If you had asked me 18 (ish) months ago what crowdsourcing was, I would have looked at you with a blank stare. It’s weird to think how far I’ve come in that amount of time. Now, ICT4D and ICT4Peace are my two pet interests which I spend my free time thinking and reading about. So how did I, a self-confessed Luddite decide that technology was my life path? I’ve been coming back to this question recently as I try to figure out where I want to be going and hopefully this can help point me in the right direction.

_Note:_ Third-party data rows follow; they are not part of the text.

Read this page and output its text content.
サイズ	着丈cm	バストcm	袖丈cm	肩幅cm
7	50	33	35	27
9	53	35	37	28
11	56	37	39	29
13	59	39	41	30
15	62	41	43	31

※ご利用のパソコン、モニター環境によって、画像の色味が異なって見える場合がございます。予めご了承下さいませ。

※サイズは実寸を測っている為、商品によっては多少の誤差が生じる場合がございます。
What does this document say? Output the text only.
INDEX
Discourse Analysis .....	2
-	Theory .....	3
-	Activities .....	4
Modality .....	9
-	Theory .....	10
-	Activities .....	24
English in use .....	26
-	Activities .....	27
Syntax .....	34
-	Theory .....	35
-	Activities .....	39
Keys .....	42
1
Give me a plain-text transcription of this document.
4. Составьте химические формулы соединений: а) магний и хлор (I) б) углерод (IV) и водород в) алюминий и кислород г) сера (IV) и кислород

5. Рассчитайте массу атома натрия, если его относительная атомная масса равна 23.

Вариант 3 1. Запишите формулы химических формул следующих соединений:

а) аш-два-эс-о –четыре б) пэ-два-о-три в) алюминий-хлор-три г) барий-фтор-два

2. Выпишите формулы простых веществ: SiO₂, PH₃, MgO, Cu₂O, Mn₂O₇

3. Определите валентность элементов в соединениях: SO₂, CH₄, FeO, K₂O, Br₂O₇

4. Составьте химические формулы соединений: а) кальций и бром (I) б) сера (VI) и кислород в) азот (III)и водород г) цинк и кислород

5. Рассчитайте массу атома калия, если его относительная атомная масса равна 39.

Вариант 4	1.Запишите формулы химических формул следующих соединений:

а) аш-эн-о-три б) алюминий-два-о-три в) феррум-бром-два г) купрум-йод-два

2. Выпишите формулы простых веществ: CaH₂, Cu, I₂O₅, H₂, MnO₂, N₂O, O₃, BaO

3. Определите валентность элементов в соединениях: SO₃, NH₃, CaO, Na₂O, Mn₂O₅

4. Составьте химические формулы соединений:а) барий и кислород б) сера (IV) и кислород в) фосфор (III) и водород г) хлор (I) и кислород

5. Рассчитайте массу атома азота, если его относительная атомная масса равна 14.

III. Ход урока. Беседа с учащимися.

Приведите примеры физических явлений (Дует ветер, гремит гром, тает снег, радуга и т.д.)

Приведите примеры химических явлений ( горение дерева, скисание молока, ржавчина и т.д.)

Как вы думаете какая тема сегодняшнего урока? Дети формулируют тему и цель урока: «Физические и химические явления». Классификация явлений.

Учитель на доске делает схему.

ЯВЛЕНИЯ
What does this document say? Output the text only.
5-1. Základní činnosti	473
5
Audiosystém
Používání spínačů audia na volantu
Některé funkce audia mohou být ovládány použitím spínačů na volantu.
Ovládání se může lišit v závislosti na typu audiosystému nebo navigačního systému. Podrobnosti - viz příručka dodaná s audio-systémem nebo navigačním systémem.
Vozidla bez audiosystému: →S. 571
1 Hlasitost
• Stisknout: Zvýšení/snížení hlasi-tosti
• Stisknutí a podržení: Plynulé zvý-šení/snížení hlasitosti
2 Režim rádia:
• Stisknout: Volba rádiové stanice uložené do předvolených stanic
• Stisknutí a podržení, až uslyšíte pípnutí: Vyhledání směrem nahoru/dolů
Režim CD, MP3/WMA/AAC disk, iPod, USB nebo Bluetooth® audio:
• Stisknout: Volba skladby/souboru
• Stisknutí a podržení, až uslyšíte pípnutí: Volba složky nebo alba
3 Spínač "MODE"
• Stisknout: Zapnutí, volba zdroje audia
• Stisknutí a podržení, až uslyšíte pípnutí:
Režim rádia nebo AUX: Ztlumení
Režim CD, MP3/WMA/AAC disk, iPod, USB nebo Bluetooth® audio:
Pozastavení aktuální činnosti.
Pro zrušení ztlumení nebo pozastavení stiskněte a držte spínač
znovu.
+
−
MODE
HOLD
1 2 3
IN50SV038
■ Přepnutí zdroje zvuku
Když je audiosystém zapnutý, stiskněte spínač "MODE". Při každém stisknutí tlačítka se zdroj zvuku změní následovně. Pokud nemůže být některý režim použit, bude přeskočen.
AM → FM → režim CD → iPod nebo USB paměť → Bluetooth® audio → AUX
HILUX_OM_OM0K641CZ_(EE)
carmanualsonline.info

The first time I heard the word ‘crowdsource’, I was in the office of my MA adviser discussing what I could focus my thesis on. At that point I knew three things. (1) I was heading to Kenya for two months to work for PeaceNet Kenya (a great organization by many accounts). (2) The Arab Spring was unfolding in Northern Africa and phrases like “Twitter Revolution” were being tossed around like a hot potato. (3) I needed to figure out my thesis topic. And so my Professor and I bounced around some ideas before I settled on it. That one small idea that launched me into this field – I would look at how technology has been and could be used to help build peace.
The process of getting to that idea started off somewhere completely different. Not two days before I thought my thesis would be focused on participation. Participation is a term that is vastly overused in development and peace-building. We all agree – local, community participation is a vital part of successful development. But what does that mean? I have been skeptical of ‘participation’ for a while. How can ‘participation’ be truthfully inclusive in a world where the relationship between donors and NGOs is at the center of most discussions. Programs are designed by NGOs to fit the donors’ requests, and donors look for the NGOs who can best deliver their desired outcomes. Even when participation is built in from the start – what does that actually mean for communities? Especially when we are talking about Conflict Transformation – how can external actors begin the internal process required for communities to work through the underlying causes of conflict? But then my question turned – how can technology help bridge this gap? While I’m not really sure if I ever found an answer, I definitely think it is an important question.
I’ve recently come to have great appreciation for Kentaro Toyama‘s (and many others’) view on all this – that technology enhances human capacities. In this way, technology does enhance participation, providing new channels for engagement, involvement and expression. Listening to the many ICT4D debates, and getting involved in a few of them myself has led my to think hard about the conclusions I’ve reached. There may yet still be some answers out there for me.
In my next post, I am going to look back at my Masters Thesis, as see where my deeper involvement in this world has taken me. I still don’t know much (read: anything) about programming or the technical side of all this, but over the course of the last year I have gained a bit of insight into the social side of technology. Hopefully.